Oh Vienna… Only Vienna, only Vienna, just you alone. The Austrian capital city seems to have inspired numerous songs – from Ultravox to Falco to even Long Island resident Billy Joel. But in 2013 the city that was known for musicians – FYI: Mozart moved there but wasn’t actually born there – could become a Velo-City. While it might not rival Amsterdam as Europe’s most bicycle-friendly city, the Velo-City Conference, organized by the European Cyclists’ Federation, will hold its annual event in Vienna next June.
Already Vienna is looking to become more cycle-friendly as well, as it is planned to increase the share of cycling in urban traffic from currently six to ten percent by 2015.

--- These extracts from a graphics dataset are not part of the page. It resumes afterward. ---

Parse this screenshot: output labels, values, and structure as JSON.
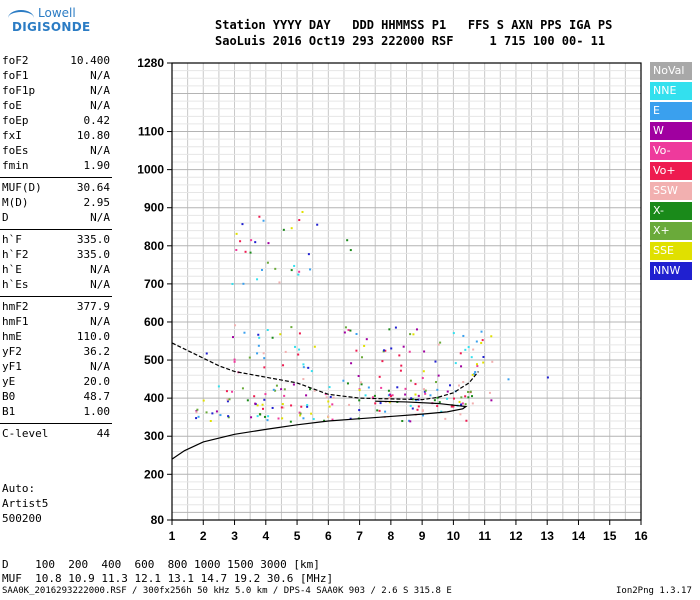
{
  "logo": {
    "line1": "Lowell",
    "line2": "DIGISONDE"
  },
  "header": {
    "line1": "Station YYYY DAY   DDD HHMMSS P1   FFS S AXN PPS IGA PS",
    "line2": "SaoLuis 2016 Oct19 293 222000 RSF     1 715 100 00- 11"
  },
  "params_groups": [
    [
      {
        "name": "foF2",
        "value": "10.400"
      },
      {
        "name": "foF1",
        "value": "N/A"
      },
      {
        "name": "foF1p",
        "value": "N/A"
      },
      {
        "name": "foE",
        "value": "N/A"
      },
      {
        "name": "foEp",
        "value": "0.42"
      },
      {
        "name": "fxI",
        "value": "10.80"
      },
      {
        "name": "foEs",
        "value": "N/A"
      },
      {
        "name": "fmin",
        "value": "1.90"
      }
    ],
    [
      {
        "name": "MUF(D)",
        "value": "30.64"
      },
      {
        "name": "M(D)",
        "value": "2.95"
      },
      {
        "name": "D",
        "value": "N/A"
      }
    ],
    [
      {
        "name": "h`F",
        "value": "335.0"
      },
      {
        "name": "h`F2",
        "value": "335.0"
      },
      {
        "name": "h`E",
        "value": "N/A"
      },
      {
        "name": "h`Es",
        "value": "N/A"
      }
    ],
    [
      {
        "name": "hmF2",
        "value": "377.9"
      },
      {
        "name": "hmF1",
        "value": "N/A"
      },
      {
        "name": "hmE",
        "value": "110.0"
      },
      {
        "name": "yF2",
        "value": "36.2"
      },
      {
        "name": "yF1",
        "value": "N/A"
      },
      {
        "name": "yE",
        "value": "20.0"
      },
      {
        "name": "B0",
        "value": "48.7"
      },
      {
        "name": "B1",
        "value": "1.00"
      }
    ],
    [
      {
        "name": "C-level",
        "value": "44"
      }
    ]
  ],
  "auto": {
    "l1": "Auto:",
    "l2": "Artist5",
    "l3": "500200"
  },
  "muf_table": {
    "line1": "D    100  200  400  600  800 1000 1500 3000 [km]",
    "line2": "MUF  10.8 10.9 11.3 12.1 13.1 14.7 19.2 30.6 [MHz]"
  },
  "footer": {
    "left": "SAA0K_2016293222000.RSF / 300fx256h 50 kHz 5.0 km / DPS-4 SAA0K 903 / 2.6 S 315.8 E",
    "right": "Ion2Png 1.3.17"
  },
  "legend": [
    {
      "label": "NoVal",
      "color": "#a8a8a8"
    },
    {
      "label": "NNE",
      "color": "#33e0ee"
    },
    {
      "label": "E",
      "color": "#3aa0ee"
    },
    {
      "label": "W",
      "color": "#a000a0"
    },
    {
      "label": "Vo-",
      "color": "#ee3a9c"
    },
    {
      "label": "Vo+",
      "color": "#ee1b50"
    },
    {
      "label": "SSW",
      "color": "#f2b0b0"
    },
    {
      "label": "X-",
      "color": "#1a8a1a"
    },
    {
      "label": "X+",
      "color": "#6aaa3a"
    },
    {
      "label": "SSE",
      "color": "#e0e000"
    },
    {
      "label": "NNW",
      "color": "#2020d0"
    }
  ],
  "chart_data": {
    "type": "scatter",
    "xlim": [
      1,
      16
    ],
    "ylim": [
      80,
      1280
    ],
    "x_ticks": [
      1,
      2,
      3,
      4,
      5,
      6,
      7,
      8,
      9,
      10,
      11,
      12,
      13,
      14,
      15,
      16
    ],
    "y_ticks": [
      80,
      200,
      300,
      400,
      500,
      600,
      700,
      800,
      900,
      1000,
      1100,
      1280
    ],
    "grid": true,
    "traces": [
      {
        "name": "profile",
        "color": "#000000",
        "points": [
          [
            1.0,
            240
          ],
          [
            1.4,
            262
          ],
          [
            2.0,
            285
          ],
          [
            3.0,
            305
          ],
          [
            4.0,
            318
          ],
          [
            5.0,
            330
          ],
          [
            6.0,
            340
          ],
          [
            7.0,
            346
          ],
          [
            8.0,
            352
          ],
          [
            9.0,
            358
          ],
          [
            9.8,
            364
          ],
          [
            10.3,
            372
          ],
          [
            10.4,
            378
          ],
          [
            9.5,
            386
          ],
          [
            8.5,
            390
          ],
          [
            7.5,
            392
          ]
        ]
      },
      {
        "name": "trace",
        "color": "#000000",
        "points": [
          [
            1.0,
            545
          ],
          [
            1.5,
            525
          ],
          [
            2.0,
            505
          ],
          [
            2.5,
            485
          ],
          [
            3.0,
            470
          ],
          [
            4.0,
            455
          ],
          [
            5.0,
            440
          ],
          [
            6.0,
            410
          ],
          [
            7.0,
            400
          ],
          [
            8.0,
            398
          ],
          [
            9.0,
            396
          ],
          [
            9.5,
            402
          ],
          [
            10.0,
            414
          ],
          [
            10.5,
            440
          ],
          [
            10.8,
            470
          ]
        ]
      }
    ],
    "scatter_regions": [
      {
        "x": [
          1.7,
          10.6
        ],
        "y": [
          340,
          440
        ],
        "density": 1.0
      },
      {
        "x": [
          2.9,
          5.6
        ],
        "y": [
          450,
          600
        ],
        "density": 0.45
      },
      {
        "x": [
          6.3,
          7.2
        ],
        "y": [
          420,
          600
        ],
        "density": 0.6
      },
      {
        "x": [
          7.6,
          8.7
        ],
        "y": [
          400,
          590
        ],
        "density": 0.55
      },
      {
        "x": [
          8.7,
          9.6
        ],
        "y": [
          380,
          600
        ],
        "density": 0.4
      },
      {
        "x": [
          9.9,
          11.3
        ],
        "y": [
          380,
          600
        ],
        "density": 0.55
      },
      {
        "x": [
          2.9,
          5.8
        ],
        "y": [
          700,
          900
        ],
        "density": 0.3
      },
      {
        "x": [
          6.3,
          6.9
        ],
        "y": [
          780,
          830
        ],
        "density": 0.4
      },
      {
        "x": [
          10.5,
          14.8
        ],
        "y": [
          440,
          480
        ],
        "density": 0.15
      },
      {
        "x": [
          1.7,
          2.2
        ],
        "y": [
          500,
          530
        ],
        "density": 0.5
      }
    ]
  }
}
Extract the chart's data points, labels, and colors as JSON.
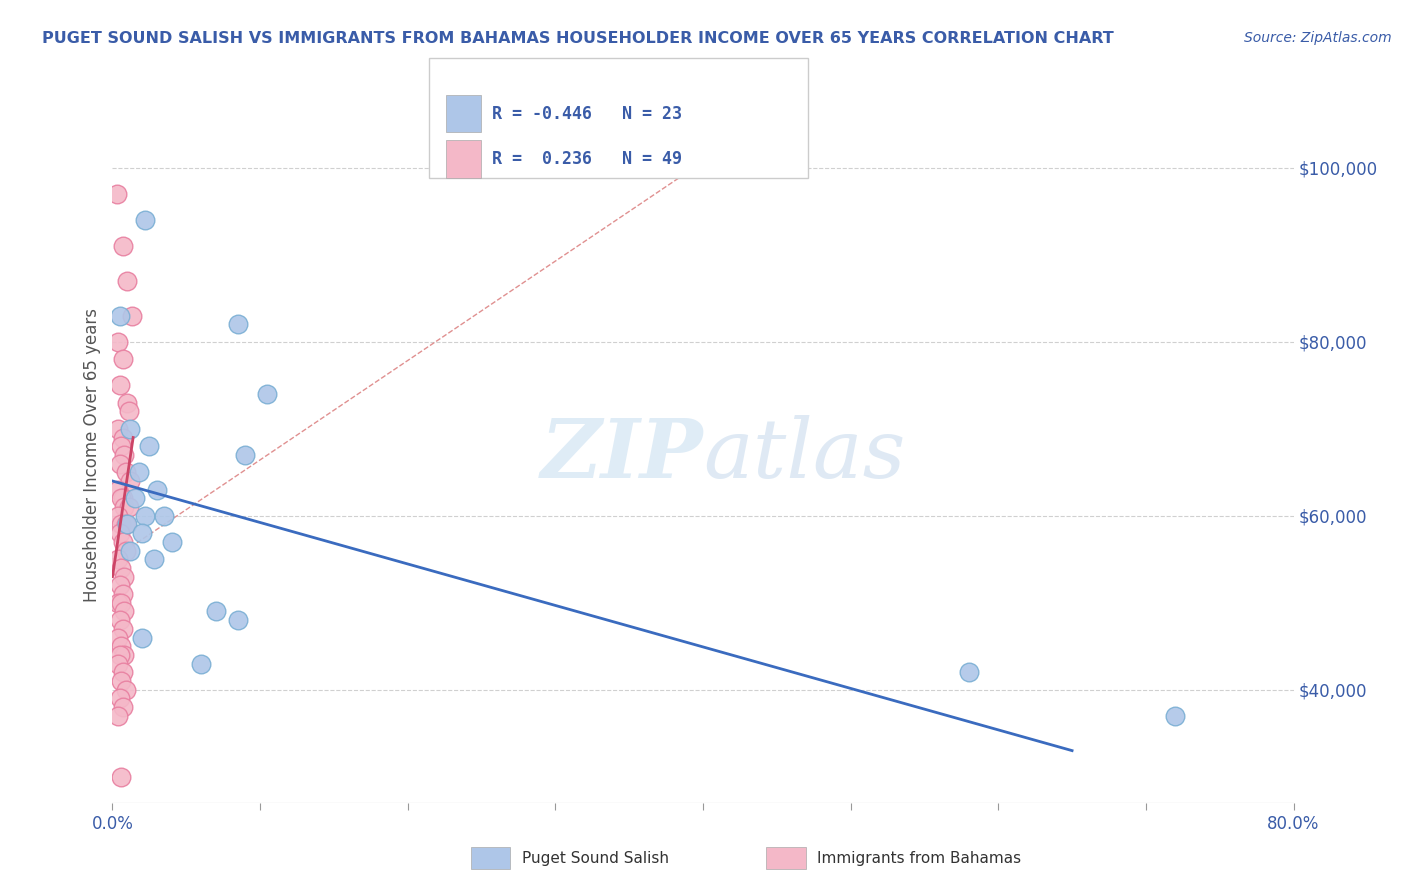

“Vienna is the city of music and culture. With ‘The Sound of Cycling’, this Viennese speciality is to become part of the Velo-city Conference. Along with the classic themes of music and theatre, for several years Vienna has been establishing its own bicycle cultures that are becoming more and more visible. Thus bicycles are not only used with growing frequency as a healthy and ecologically sound means of transport, but also transforming into an element of cultural life in the Austrian capital”, said Maria Vassilakou, Vice Mayor of the City of Vienna.
In the coming year, the main focuses of Velo-city in Vienna will be cycling cultures, cycling-friendly cities and the personal benefits of cycling for the individual.
“At every Velo-city Conference, we add a new, important dimension to the cycling policy agenda. In Vienna, the municipal administration and ECF will emphasise the element of culture. Culture is an important complement to the aspects of traffic, environment, health, energy, economy and children, which were key thematic areas of previous conferences”, said ECF President Manfred Neun.
In addition to numerous expert presentations, network meetings and discussions, one week of cycling tours, movie nights, a bicycle picnic, a bicycle fashion show, bicycle races and many other events will make Vienna THE bicycle hotspot for all conference participants as well as for the city’s population at large.